Bloomsbury (2020) p/b 208pp £18.35 (ISBN 9781848859203)
This little book, part of the ‘Understanding Classics’ series edited by Richard Stoneman, is claimed by the author in her preface to have been ‘conceived and written not for professional scholars but for amateur students of the classics and the general reader.’ True, but too modest. Simply written with a refreshing absence of academic jargon, this is indeed an excellent companion for those coming to Virgil for the first time, even if they are not going to read him in Latin; but at the same time, those who know (or think they know) Virgil may well find insights and angles they have not thought of.

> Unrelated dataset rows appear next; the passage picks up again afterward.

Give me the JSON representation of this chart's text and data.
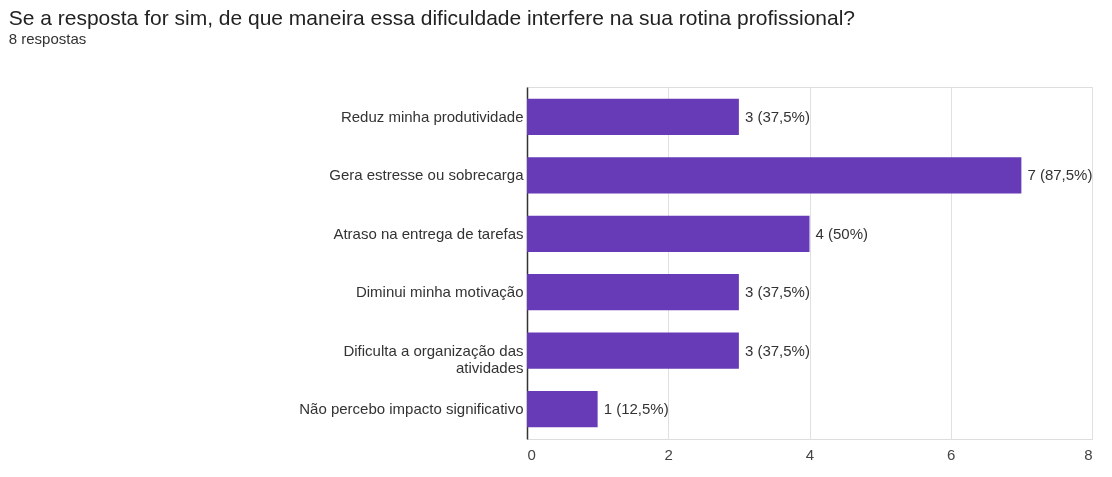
{
  "chart_data": {
    "type": "bar",
    "orientation": "horizontal",
    "title": "Se a resposta for sim, de que maneira essa dificuldade interfere na sua rotina profissional?",
    "subtitle": "8 respostas",
    "categories": [
      "Reduz minha produtividade",
      "Gera estresse ou sobrecarga",
      "Atraso na entrega de tarefas",
      "Diminui minha motivação",
      "Dificulta a organização das atividades",
      "Não percebo impacto significativo"
    ],
    "values": [
      3,
      7,
      4,
      3,
      3,
      1
    ],
    "value_labels": [
      "3 (37,5%)",
      "7 (87,5%)",
      "4 (50%)",
      "3 (37,5%)",
      "3 (37,5%)",
      "1 (12,5%)"
    ],
    "color": "#673ab7",
    "xlim": [
      0,
      8
    ],
    "xticks": [
      0,
      2,
      4,
      6,
      8
    ],
    "grid": "x"
  }
}
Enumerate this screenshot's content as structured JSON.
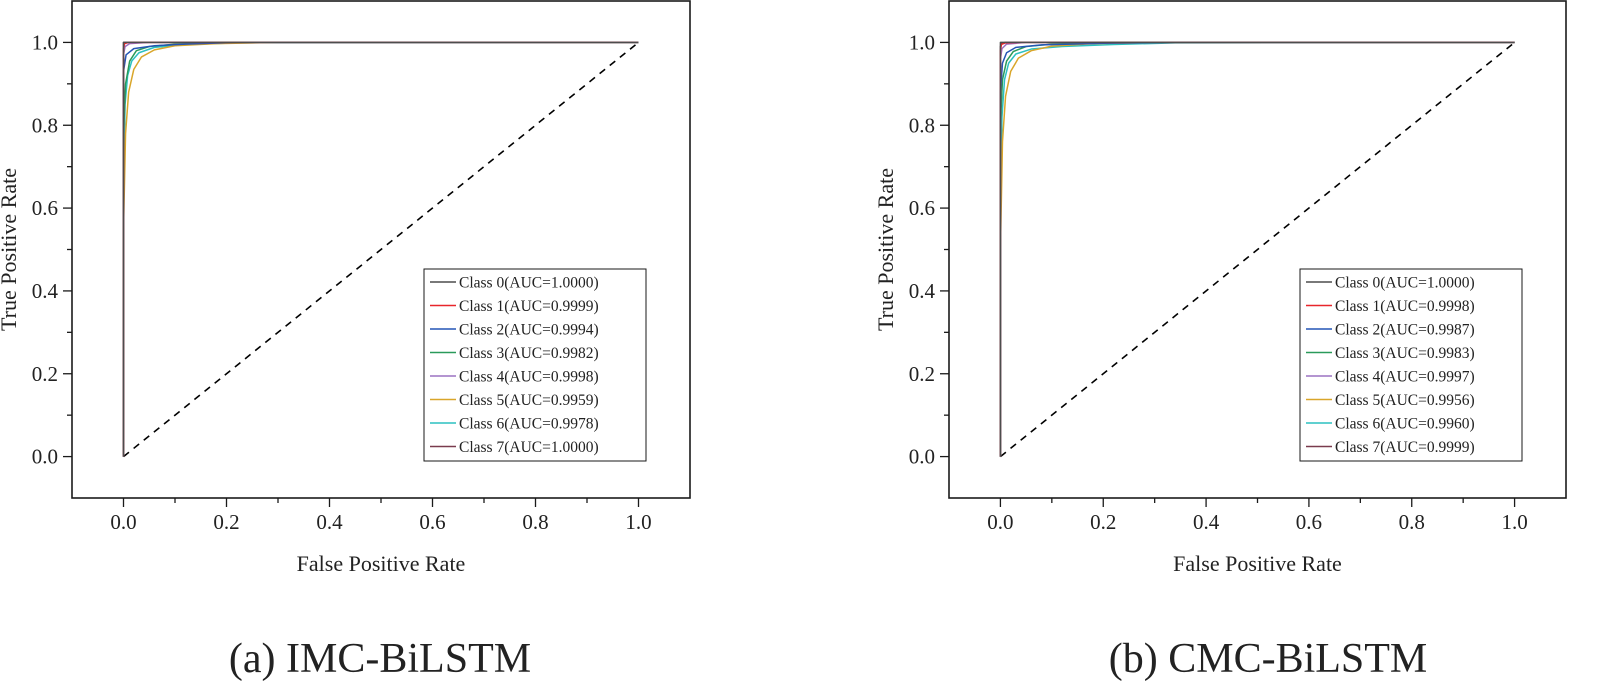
{
  "chart_data": [
    {
      "type": "line",
      "title": "(a) IMC-BiLSTM",
      "xlabel": "False Positive Rate",
      "ylabel": "True Positive Rate",
      "xlim": [
        -0.1,
        1.1
      ],
      "ylim": [
        -0.1,
        1.1
      ],
      "xticks": [
        "0.0",
        "0.2",
        "0.4",
        "0.6",
        "0.8",
        "1.0"
      ],
      "yticks": [
        "0.0",
        "0.2",
        "0.4",
        "0.6",
        "0.8",
        "1.0"
      ],
      "legend_position": "bottom-right",
      "diagonal": {
        "x": [
          0,
          1
        ],
        "y": [
          0,
          1
        ],
        "style": "dashed",
        "color": "#000000"
      },
      "series": [
        {
          "name": "Class 0(AUC=1.0000)",
          "color": "#4d4d4d",
          "x": [
            0,
            0,
            0.005,
            1
          ],
          "y": [
            0,
            1.0,
            1.0,
            1.0
          ]
        },
        {
          "name": "Class 1(AUC=0.9999)",
          "color": "#e8262b",
          "x": [
            0,
            0,
            0.002,
            0.01,
            1
          ],
          "y": [
            0,
            0.985,
            0.997,
            1.0,
            1.0
          ]
        },
        {
          "name": "Class 2(AUC=0.9994)",
          "color": "#2455b5",
          "x": [
            0,
            0,
            0.005,
            0.02,
            0.06,
            0.12,
            0.22,
            1
          ],
          "y": [
            0,
            0.93,
            0.97,
            0.985,
            0.992,
            0.996,
            1.0,
            1.0
          ]
        },
        {
          "name": "Class 3(AUC=0.9982)",
          "color": "#2a9a5a",
          "x": [
            0,
            0,
            0.004,
            0.012,
            0.025,
            0.05,
            0.1,
            0.2,
            1
          ],
          "y": [
            0,
            0.78,
            0.9,
            0.955,
            0.98,
            0.99,
            0.996,
            1.0,
            1.0
          ]
        },
        {
          "name": "Class 4(AUC=0.9998)",
          "color": "#9b72c2",
          "x": [
            0,
            0,
            0.003,
            0.012,
            0.05,
            1
          ],
          "y": [
            0,
            0.97,
            0.99,
            0.997,
            1.0,
            1.0
          ]
        },
        {
          "name": "Class 5(AUC=0.9959)",
          "color": "#d9a62a",
          "x": [
            0,
            0,
            0.004,
            0.01,
            0.02,
            0.035,
            0.06,
            0.1,
            0.18,
            0.3,
            1
          ],
          "y": [
            0,
            0.55,
            0.78,
            0.88,
            0.935,
            0.965,
            0.982,
            0.992,
            0.997,
            1.0,
            1.0
          ]
        },
        {
          "name": "Class 6(AUC=0.9978)",
          "color": "#2cc1c0",
          "x": [
            0,
            0,
            0.003,
            0.008,
            0.016,
            0.03,
            0.06,
            0.12,
            0.22,
            1
          ],
          "y": [
            0,
            0.65,
            0.85,
            0.92,
            0.955,
            0.975,
            0.988,
            0.995,
            0.999,
            1.0
          ]
        },
        {
          "name": "Class 7(AUC=1.0000)",
          "color": "#7a3b4e",
          "x": [
            0,
            0,
            0.004,
            1
          ],
          "y": [
            0,
            1.0,
            1.0,
            1.0
          ]
        }
      ]
    },
    {
      "type": "line",
      "title": "(b) CMC-BiLSTM",
      "xlabel": "False Positive Rate",
      "ylabel": "True Positive Rate",
      "xlim": [
        -0.1,
        1.1
      ],
      "ylim": [
        -0.1,
        1.1
      ],
      "xticks": [
        "0.0",
        "0.2",
        "0.4",
        "0.6",
        "0.8",
        "1.0"
      ],
      "yticks": [
        "0.0",
        "0.2",
        "0.4",
        "0.6",
        "0.8",
        "1.0"
      ],
      "legend_position": "bottom-right",
      "diagonal": {
        "x": [
          0,
          1
        ],
        "y": [
          0,
          1
        ],
        "style": "dashed",
        "color": "#000000"
      },
      "series": [
        {
          "name": "Class 0(AUC=1.0000)",
          "color": "#4d4d4d",
          "x": [
            0,
            0,
            0.005,
            1
          ],
          "y": [
            0,
            1.0,
            1.0,
            1.0
          ]
        },
        {
          "name": "Class 1(AUC=0.9998)",
          "color": "#e8262b",
          "x": [
            0,
            0,
            0.002,
            0.01,
            0.04,
            1
          ],
          "y": [
            0,
            0.98,
            0.995,
            0.999,
            1.0,
            1.0
          ]
        },
        {
          "name": "Class 2(AUC=0.9987)",
          "color": "#2455b5",
          "x": [
            0,
            0,
            0.004,
            0.012,
            0.03,
            0.08,
            0.2,
            0.34,
            1
          ],
          "y": [
            0,
            0.88,
            0.95,
            0.975,
            0.988,
            0.994,
            0.998,
            1.0,
            1.0
          ]
        },
        {
          "name": "Class 3(AUC=0.9983)",
          "color": "#2a9a5a",
          "x": [
            0,
            0,
            0.004,
            0.012,
            0.025,
            0.05,
            0.1,
            0.2,
            1
          ],
          "y": [
            0,
            0.8,
            0.91,
            0.955,
            0.978,
            0.99,
            0.996,
            1.0,
            1.0
          ]
        },
        {
          "name": "Class 4(AUC=0.9997)",
          "color": "#9b72c2",
          "x": [
            0,
            0,
            0.003,
            0.012,
            0.05,
            1
          ],
          "y": [
            0,
            0.96,
            0.985,
            0.996,
            1.0,
            1.0
          ]
        },
        {
          "name": "Class 5(AUC=0.9956)",
          "color": "#d9a62a",
          "x": [
            0,
            0,
            0.004,
            0.01,
            0.02,
            0.035,
            0.06,
            0.1,
            0.18,
            0.3,
            1
          ],
          "y": [
            0,
            0.5,
            0.76,
            0.87,
            0.93,
            0.962,
            0.98,
            0.991,
            0.997,
            1.0,
            1.0
          ]
        },
        {
          "name": "Class 6(AUC=0.9960)",
          "color": "#2cc1c0",
          "x": [
            0,
            0,
            0.003,
            0.008,
            0.016,
            0.03,
            0.06,
            0.12,
            0.22,
            0.34,
            1
          ],
          "y": [
            0,
            0.6,
            0.82,
            0.91,
            0.95,
            0.972,
            0.984,
            0.99,
            0.995,
            0.999,
            1.0
          ]
        },
        {
          "name": "Class 7(AUC=0.9999)",
          "color": "#7a3b4e",
          "x": [
            0,
            0,
            0.002,
            0.01,
            1
          ],
          "y": [
            0,
            0.99,
            0.998,
            1.0,
            1.0
          ]
        }
      ]
    }
  ]
}
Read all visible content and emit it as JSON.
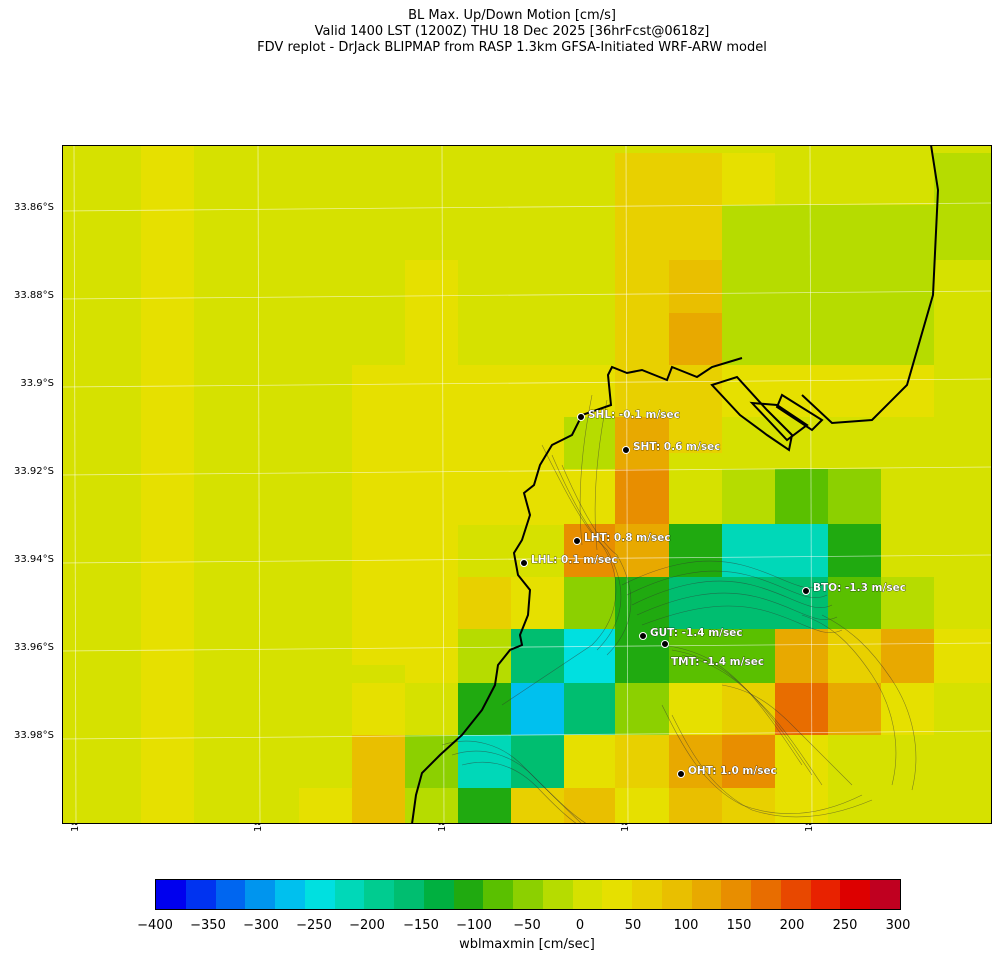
{
  "header": {
    "line1": "BL Max. Up/Down Motion [cm/s]",
    "line2": "Valid 1400 LST (1200Z) THU 18 Dec 2025 [36hrFcst@0618z]",
    "line3": "FDV replot - DrJack BLIPMAP from RASP 1.3km GFSA-Initiated WRF-ARW model"
  },
  "axes": {
    "lat_labels": [
      "33.86°S",
      "33.88°S",
      "33.9°S",
      "33.92°S",
      "33.94°S",
      "33.96°S",
      "33.98°S"
    ],
    "lon_labels": [
      "18.25°E",
      "18.3°E",
      "18.35°E",
      "18.4°E",
      "18.45°E"
    ]
  },
  "stations": [
    {
      "code": "SHL",
      "label": "SHL: -0.1 m/sec"
    },
    {
      "code": "SHT",
      "label": "SHT: 0.6 m/sec"
    },
    {
      "code": "LHT",
      "label": "LHT: 0.8 m/sec"
    },
    {
      "code": "LHL",
      "label": "LHL: 0.1 m/sec"
    },
    {
      "code": "BTO",
      "label": "BTO: -1.3 m/sec"
    },
    {
      "code": "GUT",
      "label": "GUT: -1.4 m/sec"
    },
    {
      "code": "TMT",
      "label": "TMT: -1.4 m/sec"
    },
    {
      "code": "OHT",
      "label": "OHT: 1.0 m/sec"
    }
  ],
  "colorbar": {
    "label": "wblmaxmin [cm/sec]",
    "ticks": [
      "−400",
      "−350",
      "−300",
      "−250",
      "−200",
      "−150",
      "−100",
      "−50",
      "0",
      "50",
      "100",
      "150",
      "200",
      "250",
      "300"
    ],
    "colors": [
      "#0000ee",
      "#0033f0",
      "#0066f0",
      "#0095ee",
      "#00c0ee",
      "#00e0e0",
      "#00d8b8",
      "#00cc90",
      "#00be70",
      "#00b040",
      "#20aa10",
      "#5ac000",
      "#8cd000",
      "#b6dc00",
      "#d6e100",
      "#e6e000",
      "#e8d000",
      "#e9bf00",
      "#e8a900",
      "#e88e00",
      "#e86d00",
      "#e84800",
      "#e82200",
      "#dd0000",
      "#c00020"
    ],
    "palette_note_values": [
      -400,
      300
    ]
  }
}
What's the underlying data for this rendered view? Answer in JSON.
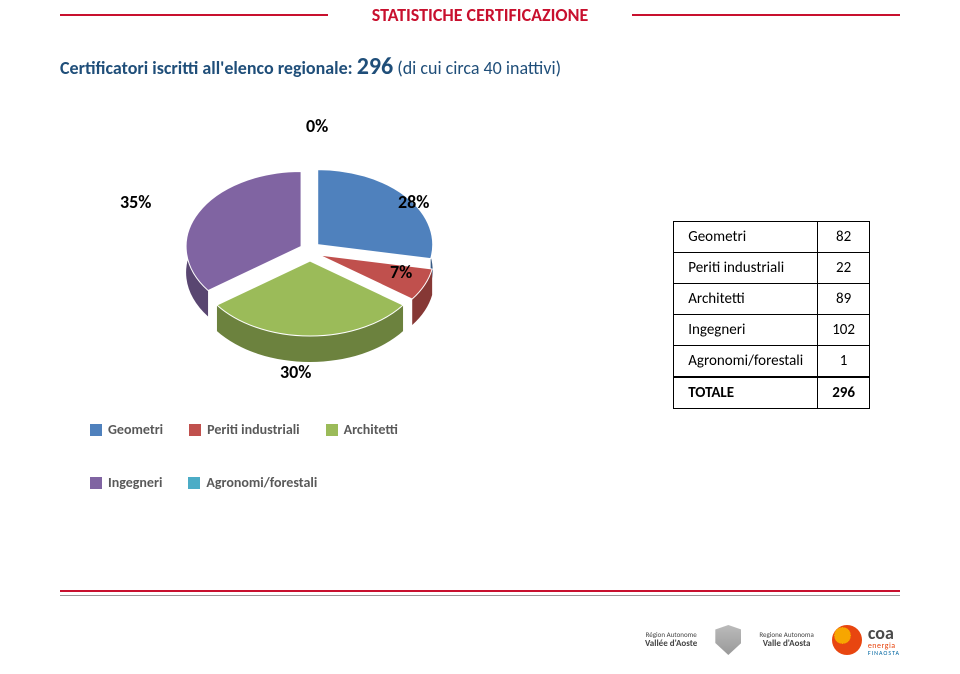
{
  "header": {
    "title": "STATISTICHE CERTIFICAZIONE"
  },
  "subtitle": {
    "prefix": "Certificatori iscritti all'elenco regionale: ",
    "count": "296",
    "suffix": " (di cui circa 40 inattivi)"
  },
  "chart": {
    "type": "pie-3d",
    "background_color": "#ffffff",
    "label_fontsize": 18,
    "label_color": "#000000",
    "slices": [
      {
        "label": "Geometri",
        "pct": 28,
        "pct_label": "28%",
        "color": "#4f81bd"
      },
      {
        "label": "Periti industriali",
        "pct": 7,
        "pct_label": "7%",
        "color": "#c0504d"
      },
      {
        "label": "Architetti",
        "pct": 30,
        "pct_label": "30%",
        "color": "#9bbb59"
      },
      {
        "label": "Ingegneri",
        "pct": 35,
        "pct_label": "35%",
        "color": "#8064a2"
      },
      {
        "label": "Agronomi/forestali",
        "pct": 0,
        "pct_label": "0%",
        "color": "#4bacc6"
      }
    ]
  },
  "table": {
    "rows": [
      {
        "label": "Geometri",
        "value": "82"
      },
      {
        "label": "Periti industriali",
        "value": "22"
      },
      {
        "label": "Architetti",
        "value": "89"
      },
      {
        "label": "Ingegneri",
        "value": "102"
      },
      {
        "label": "Agronomi/forestali",
        "value": "1"
      }
    ],
    "total": {
      "label": "TOTALE",
      "value": "296"
    }
  },
  "footer": {
    "logo1_top": "Région Autonome",
    "logo1_bottom": "Vallée d'Aoste",
    "logo2_top": "Regione Autonoma",
    "logo2_bottom": "Valle d'Aosta",
    "coa_brand": "coa",
    "coa_sub": "energia",
    "coa_small": "FINAOSTA"
  }
}
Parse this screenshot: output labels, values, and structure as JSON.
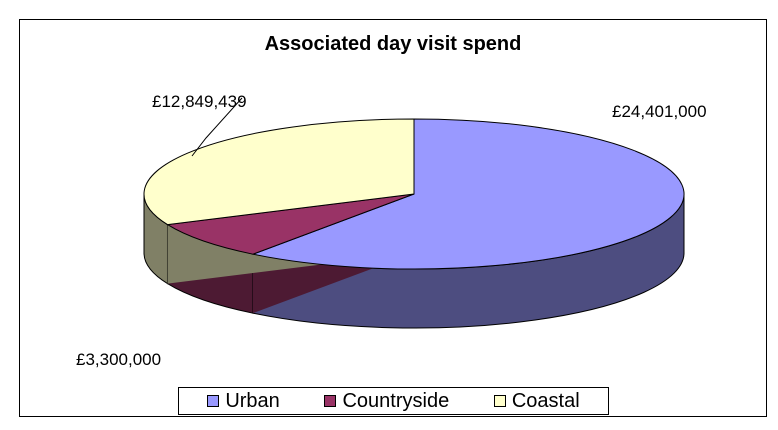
{
  "chart_data": {
    "type": "pie",
    "title": "Associated day visit spend",
    "categories": [
      "Urban",
      "Countryside",
      "Coastal"
    ],
    "values": [
      24401000,
      3300000,
      12849439
    ],
    "value_labels": [
      "£24,401,000",
      "£3,300,000",
      "£12,849,439"
    ],
    "colors": {
      "Urban": "#9999FF",
      "Countryside": "#993366",
      "Coastal": "#FFFFCC"
    },
    "style": "3d",
    "legend_position": "bottom"
  }
}
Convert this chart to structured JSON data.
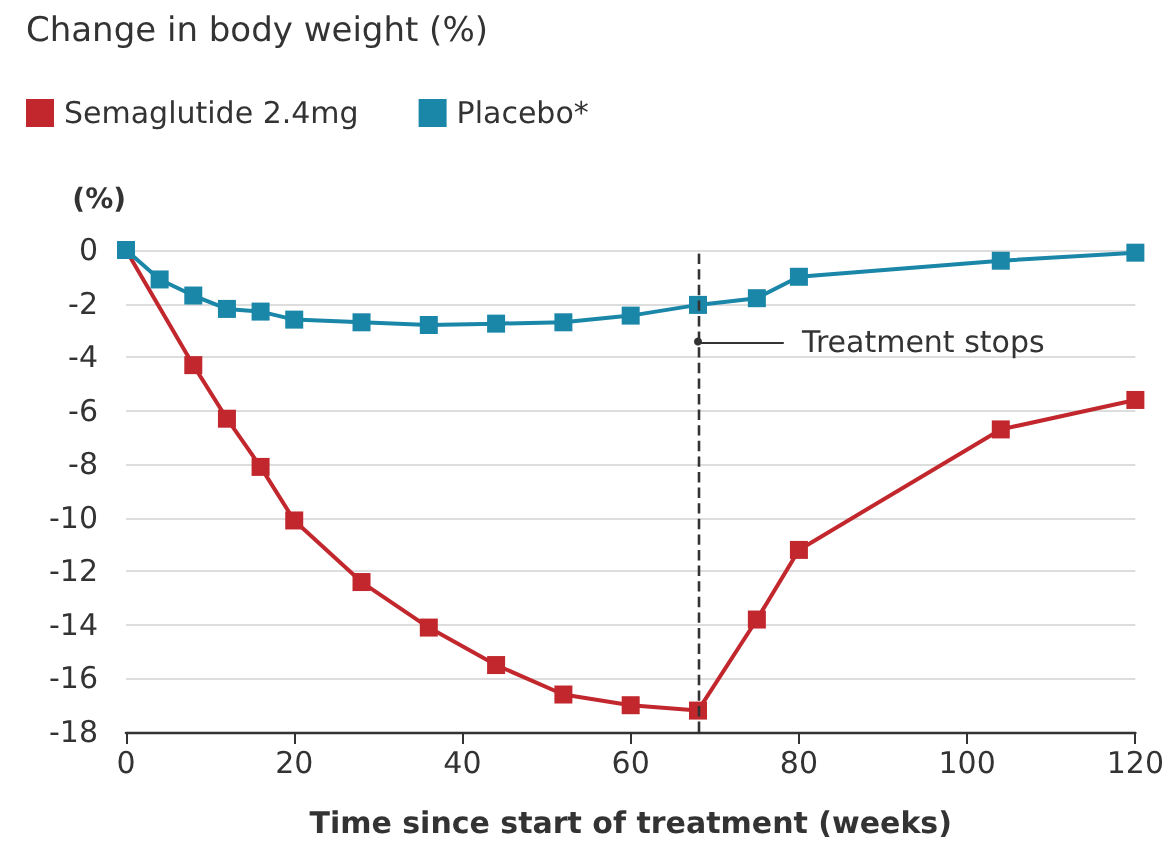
{
  "chart_data": {
    "type": "line",
    "title": "Change in body weight (%)",
    "ylabel": "(%)",
    "xlabel": "Time since start of treatment (weeks)",
    "series": [
      {
        "name": "Semaglutide 2.4mg",
        "color": "#c1272d",
        "x": [
          0,
          8,
          12,
          16,
          20,
          28,
          36,
          44,
          52,
          60,
          68,
          75,
          80,
          104,
          120
        ],
        "values": [
          0,
          -4.3,
          -6.3,
          -8.1,
          -10.1,
          -12.4,
          -14.1,
          -15.5,
          -16.6,
          -17.0,
          -17.2,
          -13.8,
          -11.2,
          -6.7,
          -5.6
        ]
      },
      {
        "name": "Placebo*",
        "color": "#1a86a8",
        "x": [
          0,
          4,
          8,
          12,
          16,
          20,
          28,
          36,
          44,
          52,
          60,
          68,
          75,
          80,
          104,
          120
        ],
        "values": [
          0,
          -1.1,
          -1.7,
          -2.2,
          -2.3,
          -2.6,
          -2.7,
          -2.8,
          -2.75,
          -2.7,
          -2.45,
          -2.05,
          -1.8,
          -1.0,
          -0.4,
          -0.1
        ]
      }
    ],
    "xlim": [
      0,
      120
    ],
    "xticks": [
      0,
      20,
      40,
      60,
      80,
      100,
      120
    ],
    "ylim": [
      -18,
      0
    ],
    "yticks": [
      0,
      -2,
      -4,
      -6,
      -8,
      -10,
      -12,
      -14,
      -16,
      -18
    ],
    "ref_lines": [
      {
        "axis": "x",
        "value": 68,
        "label": "Treatment stops",
        "line_style": "dashed",
        "color": "#333333"
      }
    ],
    "grid": "y",
    "legend": "top left",
    "marker": "square",
    "line_style": "solid"
  }
}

There are just five chapters. The first covers what we know, and can guess, about Virgil’s life and times, the effect on him of living through three-plus decades of almost continuous civil war followed by the hope of final peace after Actium, the people who were important to him whom he refers to in his poetry, the classical and cultural influences on him. This leads to three chapters dealing in turn with the Eclogues (K. calls them the Bucolics, more correctly, explaining that an ‘eclogue’ strictly refers to a single poem `extracted’ from the set), the Georgics and the Aeneid.
The subtitles given to divisions of the three central chapters indicate how K. structures her exploration of each poem: for the Eclogues, ‘Theocritean Bucolic’, ‘History and Politics’, ‘Epicurean Music and Leisure’, ‘Virgil’s Poetry Book’; for the Georgics, ‘The Didactic Tradition’, ‘The Philosophical Tradition’, ‘The Alexandrian Tradition’; for the Aeneid ‘The Homeric Tradition’, ‘History and Politics’, ‘Philosophy and Religion’. She dissects each poem in detail, extracting what we can discover about the influences which affected Virgil at each point: as K. herself puts it, ‘we shall explore the intersection of Virgil’s poetic, political and philosophical interests in each of the canonical works’. The final chapter, ‘Reception’, summarises Virgil’s literary influence and importance, starting from his own lifetime and continuing to the present day.
K.’s treatment illuminates many aspects which will be both more and less familiar to Virgil readers, including some which even experienced Virgilians may not have fully appreciated. For example, besides the well-known influence of Homer, Hesiod and Theocritus, she points out Virgil’s debt to other sources both past and contemporary, including Epicurean philosophy and especially Lucretius: Virgil studied during the 40s BC with the Epicurean Siro at Naples and may have known his associate Philodemos, some of whose writings have been found at Herculaneum. K. uncovers ubiquitous Epicurean influences throughout the poems, as well as from Callimachus and the Alexandrians, from Stoic philosophy (e.g. in the character of Aeneas), from contemporary poets such as Catullus and Pollio (e.g. in the treatment of the Dido affair), etc. The political background hinted at in the Eclogues, the expropriation of farmland to resettle veterans during the triumvirate, is explored; whether Virgil was finally deprived of his Mantuan farm (Servius) or allowed to keep it (Donatus) remains unclear, but the evidence suggests that Virgil, like Horace with his Sabine farm, was comfortably off and died a wealthy man, which may well colour his eulogies of country life.
No single book could possibly cover all that could be said about Virgil, but this one certainly deserves to be taken seriously. References are given in note form at the end and there is an extensive bibliography and a list of the classical references quoted. Only one caveat: it would have been helpful to have a full glossary of abbreviations used. There is a very short one, which states that ‘names of classical authors and titles of their works are abbreviated following the conventions of the Oxford English Dictionary’ but then gives just four examples: there are many others in the text where one is left floundering. Some are clear enough, such as DRN (de rerum natura) when discussing Lucretius, but how many know what VSD (by Donatus) stands for (Vita Suetonii vulgo Donatiana)? There is nowhere in the book where one can find out.